Eine Aufwertung war die Besetzung der Freia in der fabelhaften Gestaltung durch Sara Jakubiak. Als Erda war Katharina Magiera eine jugendlich tönende Ur-Mutter mit ihrem eher hellen Mezzosopran. Alfred Reiter als Fasolt agierte engagiert, kämpfte leider mit den Höhen und suchte dabei sein Glück zu finden in einer z.T. arg aufgerissenen Tongebung. Andreas Bauer als Fafner war ihm stimmlich deutlich überlegen und verschob damit die Pole in seine Richtung. AJ Glueckert wirkte als Froh musikalisch nicht immer sattelfest, erfreute jedoch mit viel Tenorklang. Grenzwertig wirkte der Donner von Brendon Cedel, der als Einziger nicht sehr verständlich sang und immer wieder durch kehlig-dumpfe Tongebung auffiel. Mime wurde sehr menschlich, verletzlich von Michael McCown interpretiert. Die Rheintöchter (Woglinde: Elisabeth Reiter, Wellgunde: Judita Nagyova, Flosshilde: Katharina Magiera) erfreuten durch ihr homogenes Zusammenspiel.

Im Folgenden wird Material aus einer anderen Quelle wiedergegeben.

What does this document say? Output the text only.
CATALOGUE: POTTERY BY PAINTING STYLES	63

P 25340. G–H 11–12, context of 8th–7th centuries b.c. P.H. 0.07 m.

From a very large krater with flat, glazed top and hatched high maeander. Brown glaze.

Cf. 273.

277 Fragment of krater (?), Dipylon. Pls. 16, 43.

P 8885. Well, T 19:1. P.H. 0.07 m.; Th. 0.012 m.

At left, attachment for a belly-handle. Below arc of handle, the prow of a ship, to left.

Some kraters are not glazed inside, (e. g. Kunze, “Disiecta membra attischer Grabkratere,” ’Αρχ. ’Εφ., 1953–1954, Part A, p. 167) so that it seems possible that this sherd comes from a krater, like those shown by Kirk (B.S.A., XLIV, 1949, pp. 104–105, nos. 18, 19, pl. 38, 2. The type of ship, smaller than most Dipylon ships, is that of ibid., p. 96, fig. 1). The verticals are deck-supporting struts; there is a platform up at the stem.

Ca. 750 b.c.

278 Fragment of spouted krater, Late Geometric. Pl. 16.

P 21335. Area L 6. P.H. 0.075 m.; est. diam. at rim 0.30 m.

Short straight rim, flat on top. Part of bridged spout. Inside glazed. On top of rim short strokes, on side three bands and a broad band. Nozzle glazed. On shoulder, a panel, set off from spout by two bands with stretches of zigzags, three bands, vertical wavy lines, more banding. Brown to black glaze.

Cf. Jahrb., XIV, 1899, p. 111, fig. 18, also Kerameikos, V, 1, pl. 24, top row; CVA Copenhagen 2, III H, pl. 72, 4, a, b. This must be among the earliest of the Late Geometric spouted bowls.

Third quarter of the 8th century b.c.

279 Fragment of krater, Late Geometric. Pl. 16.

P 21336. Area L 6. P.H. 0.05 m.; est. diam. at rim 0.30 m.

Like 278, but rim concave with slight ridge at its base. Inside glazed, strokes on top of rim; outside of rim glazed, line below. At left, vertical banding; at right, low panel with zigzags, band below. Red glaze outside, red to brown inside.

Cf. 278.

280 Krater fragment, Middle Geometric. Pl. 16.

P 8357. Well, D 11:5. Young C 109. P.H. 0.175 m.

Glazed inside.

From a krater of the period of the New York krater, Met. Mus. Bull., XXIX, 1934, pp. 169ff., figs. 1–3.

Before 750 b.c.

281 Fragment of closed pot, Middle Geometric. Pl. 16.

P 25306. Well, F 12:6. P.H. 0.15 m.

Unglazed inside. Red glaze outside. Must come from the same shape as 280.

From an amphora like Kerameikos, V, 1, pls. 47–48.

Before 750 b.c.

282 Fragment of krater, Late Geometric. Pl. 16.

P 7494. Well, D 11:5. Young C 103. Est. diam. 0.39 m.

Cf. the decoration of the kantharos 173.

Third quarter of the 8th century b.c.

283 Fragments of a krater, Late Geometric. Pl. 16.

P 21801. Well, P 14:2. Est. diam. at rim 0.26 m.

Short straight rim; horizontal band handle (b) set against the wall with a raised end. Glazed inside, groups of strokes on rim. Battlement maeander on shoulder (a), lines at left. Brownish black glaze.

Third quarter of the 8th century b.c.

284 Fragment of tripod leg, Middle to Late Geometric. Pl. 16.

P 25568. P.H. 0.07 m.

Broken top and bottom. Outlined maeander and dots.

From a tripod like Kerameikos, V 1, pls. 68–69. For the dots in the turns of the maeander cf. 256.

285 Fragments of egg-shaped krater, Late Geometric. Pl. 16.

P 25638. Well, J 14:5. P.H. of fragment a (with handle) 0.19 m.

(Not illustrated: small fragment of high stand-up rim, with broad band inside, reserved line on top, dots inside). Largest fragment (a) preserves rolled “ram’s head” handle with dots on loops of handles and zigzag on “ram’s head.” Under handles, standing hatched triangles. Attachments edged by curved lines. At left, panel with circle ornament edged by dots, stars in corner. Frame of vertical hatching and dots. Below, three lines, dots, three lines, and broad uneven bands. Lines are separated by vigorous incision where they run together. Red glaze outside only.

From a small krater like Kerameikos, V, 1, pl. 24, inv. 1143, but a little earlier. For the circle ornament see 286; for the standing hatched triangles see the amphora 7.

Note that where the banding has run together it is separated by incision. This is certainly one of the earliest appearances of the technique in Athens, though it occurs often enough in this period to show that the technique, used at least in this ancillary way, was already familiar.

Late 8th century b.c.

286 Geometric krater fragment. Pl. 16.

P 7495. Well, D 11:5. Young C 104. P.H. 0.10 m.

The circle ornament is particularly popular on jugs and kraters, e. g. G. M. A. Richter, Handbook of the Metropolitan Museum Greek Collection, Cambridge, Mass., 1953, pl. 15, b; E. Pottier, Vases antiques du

GMD Sebastian Weigle genoss sichtlich jeden Takt dieses Meisterwerkes mit seinem gut vorbereiteten Orchester. Perfekt wahrte er die Balance und löste kleinere Unfälle im Orchester oder auch bei den Sängern sofort auf. In seiner Lesart ist das Werk kein zügiges Plauderstück, sondern Weigle nahm sich Zeit, um allen Verästelungen der Partitur nachzuspüren. Mit gut 2 Stunden 30 Minuten wählte er bedächtige Tempi, die es ihm ermöglichten die Partitur gut aufzufächern. Dabei nutzte er ebenso jede Gelegenheit, wie in den Zwischenspielen oder im Finale, das Orchester auch heftig aufrauschen zu lassen. Sehr überzeugend, mitreißend und fabehaft umgesetzt von allen Gruppen des Frankfurter Museumsorchesters.
Überraschend war dennoch die Reaktion der ausverkauften Vorstellung.
Das Publikum zeigte sich zufrieden, vermied aber durchweg deutliche Jubel-Bekundungen und war mit dem Applaus schnell zu Ende.